I morti non tardano ad arrivare, accompagnati da una lettera. Per tutti, Alberto Bacenigo è tornato a uccidere, eppure qualcosa non torna. La macchina della giustizia entra in azione.

 

In queste pagine ci fanno compagnia personaggi un po’ fuori dal comune che si distinguono, diciamo così, dalla massa.

Jan De Vermeer è un poliziotto che vive cercando di riscattare i precedenti infelici. Trova la gioia nella compagna Anna, in una bicicletta, suo mezzo di trasporto preferito e in sincronia con la natura, in un gatto affettuoso, nei ricordi del cane Pagliuca e nell’universo verde. Fondatore della Compagnia delle Piante, vero pollice verde, trova collocazione a bulbi e semi, cerca di far rinascere le zone morte, gli spazi dimenticati e bisognosi di cure. Sembrano lontani i tempi in cui partecipava a “guerrilla gardening”, sempre pronto a scorribande notturne in incognito per ridare vita al verde cittadino, una sorta di giardiniere abusivo che denuncia l’impoverimento dell’ambiente. Adesso i suoi ritmi sono cambiati.

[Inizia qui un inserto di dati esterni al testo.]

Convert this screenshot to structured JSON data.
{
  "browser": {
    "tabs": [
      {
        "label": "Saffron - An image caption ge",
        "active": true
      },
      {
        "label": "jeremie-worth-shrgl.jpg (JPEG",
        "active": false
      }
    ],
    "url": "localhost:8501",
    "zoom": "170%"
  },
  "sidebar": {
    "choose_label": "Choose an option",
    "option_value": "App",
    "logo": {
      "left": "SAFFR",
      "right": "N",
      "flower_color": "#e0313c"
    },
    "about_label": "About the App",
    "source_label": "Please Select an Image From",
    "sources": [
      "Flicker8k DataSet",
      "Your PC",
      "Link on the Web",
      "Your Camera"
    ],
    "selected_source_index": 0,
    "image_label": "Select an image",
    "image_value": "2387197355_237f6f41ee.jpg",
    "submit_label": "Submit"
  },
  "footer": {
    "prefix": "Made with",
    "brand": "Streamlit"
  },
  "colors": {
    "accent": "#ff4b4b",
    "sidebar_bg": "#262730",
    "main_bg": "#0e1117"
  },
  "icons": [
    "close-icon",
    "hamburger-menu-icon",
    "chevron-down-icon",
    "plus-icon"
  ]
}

Alberto è il killer, il giustiziere, colui che sta sempre dalla parte dei più deboli e non sopporta le ingiustizie. Difficile non provare simpatia per lui, difficile vederlo come il cattivo della situazione, difficile resistere al fascino che porta con sé. Con Jan ha in comune quel senso del dovere nei confronti di piante, alberi, giardini, aiuole e orti, aspetto rilevante anche durante la detenzione. Ed è forse lui il vero protagonista che ruba la scena, non solo perché killer.

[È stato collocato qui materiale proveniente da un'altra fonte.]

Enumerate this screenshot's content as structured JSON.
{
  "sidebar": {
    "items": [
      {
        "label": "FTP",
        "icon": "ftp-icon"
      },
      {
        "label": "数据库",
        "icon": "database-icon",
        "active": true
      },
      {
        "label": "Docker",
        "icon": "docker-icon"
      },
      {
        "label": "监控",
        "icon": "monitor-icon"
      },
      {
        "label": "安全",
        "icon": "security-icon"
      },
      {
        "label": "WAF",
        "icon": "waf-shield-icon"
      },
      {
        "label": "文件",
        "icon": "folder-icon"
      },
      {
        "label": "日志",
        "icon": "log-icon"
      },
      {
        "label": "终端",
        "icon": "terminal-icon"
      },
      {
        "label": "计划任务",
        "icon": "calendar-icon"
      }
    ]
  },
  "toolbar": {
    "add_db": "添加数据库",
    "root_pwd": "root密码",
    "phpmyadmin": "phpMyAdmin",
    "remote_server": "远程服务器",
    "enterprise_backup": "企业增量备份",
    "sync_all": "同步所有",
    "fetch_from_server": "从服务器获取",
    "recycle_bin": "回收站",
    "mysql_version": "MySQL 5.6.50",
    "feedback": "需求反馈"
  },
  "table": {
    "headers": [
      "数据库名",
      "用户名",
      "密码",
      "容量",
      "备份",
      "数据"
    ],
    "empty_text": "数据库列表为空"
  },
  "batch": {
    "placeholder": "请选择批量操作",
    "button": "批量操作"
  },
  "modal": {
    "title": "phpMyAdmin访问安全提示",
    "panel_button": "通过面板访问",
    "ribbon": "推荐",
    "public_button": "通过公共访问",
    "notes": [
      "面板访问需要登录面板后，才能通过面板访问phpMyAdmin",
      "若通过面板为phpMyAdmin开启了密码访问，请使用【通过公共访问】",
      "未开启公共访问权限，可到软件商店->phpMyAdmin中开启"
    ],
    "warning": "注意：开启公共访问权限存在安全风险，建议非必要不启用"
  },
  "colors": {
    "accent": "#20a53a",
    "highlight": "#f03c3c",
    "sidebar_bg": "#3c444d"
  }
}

E con loro ci sono anche Anna, che ha finalmente trovato una ragione per sorridere, il collega Bellini, cambiato dall’amore, la bella Cecilia, il disperato Ovidio.

Storie dentro la storia, più vicende si intersecano tra loro dando vita a un romanzo pieno di risvolti inaspettati. Una trama studiata nei minimi dettagli per far emergere i temi più svariati, dall’amore alla politica, per dare voce a un’attualità su cui discutere e riflettere.

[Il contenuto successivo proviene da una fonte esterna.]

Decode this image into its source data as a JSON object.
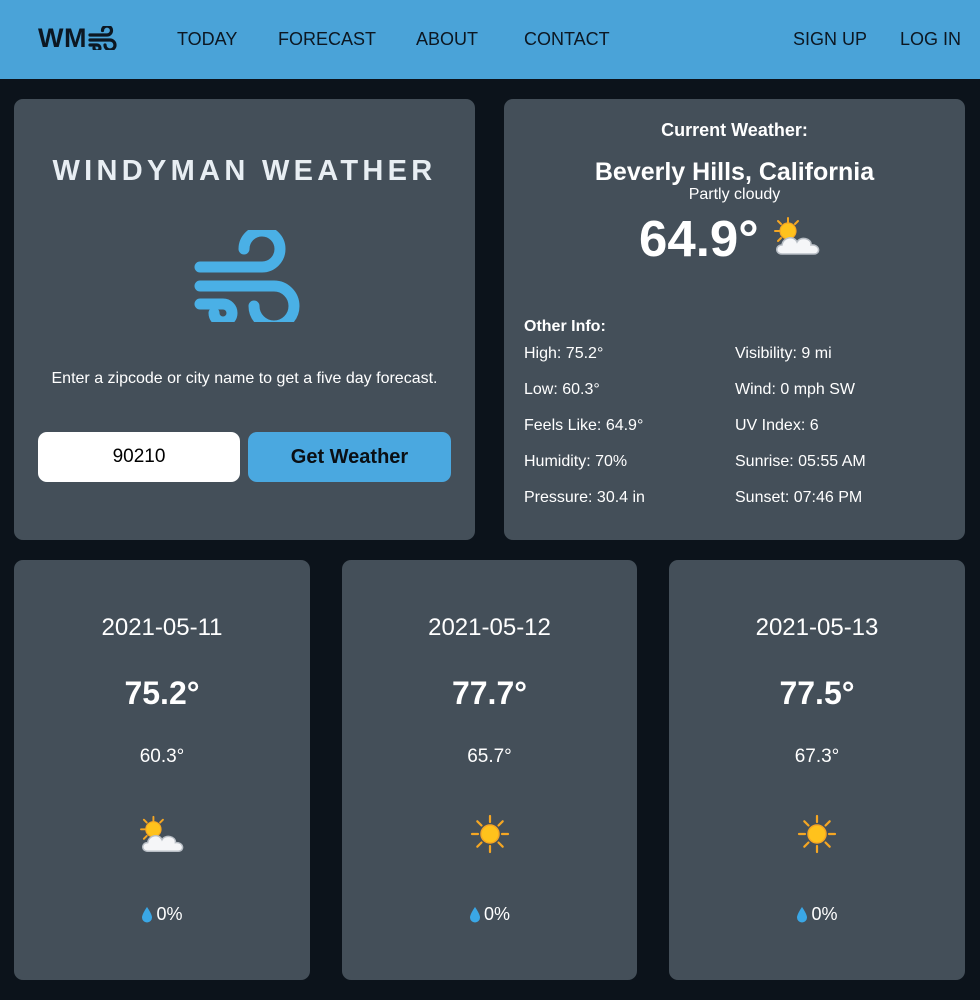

Interessante perché è un mix tra giallo e thriller. Una scia di morti da comprendere, più misteri da risolvere, il terrore e l’angoscia dietro l’angolo, il tutto influenzato da un’atmosfera particolare. Un’atmosfera data dal verde che, come per magia, alleggerisce i pensieri, riempie i cuori, fa ben sperare e contagia tutti, in un modo o nell’altro.

La ciliegina sulla torta è il finale, anzi, il doppio finale. Il finale che non ti aspetti e, per questo, gradisci ancor di più.

Veramente originale, da leggere.

 

 

 

 

 

Ludovico Del Vecchio


Ludovico Del Vecchio nasce a Modena nel 1957. Veterinario, ama la scrittura. Tra le sue pubblicazioni “La spiaggia senza mare” (ed. Damster), “Non è per sempre” (ed. Incontri), “Viaggio leggero” (ed. Incontri). Per Elliot pubblica “La compagnia delle piante”, a cui segue “La cura degli alberi” con gli stessi protagonisti.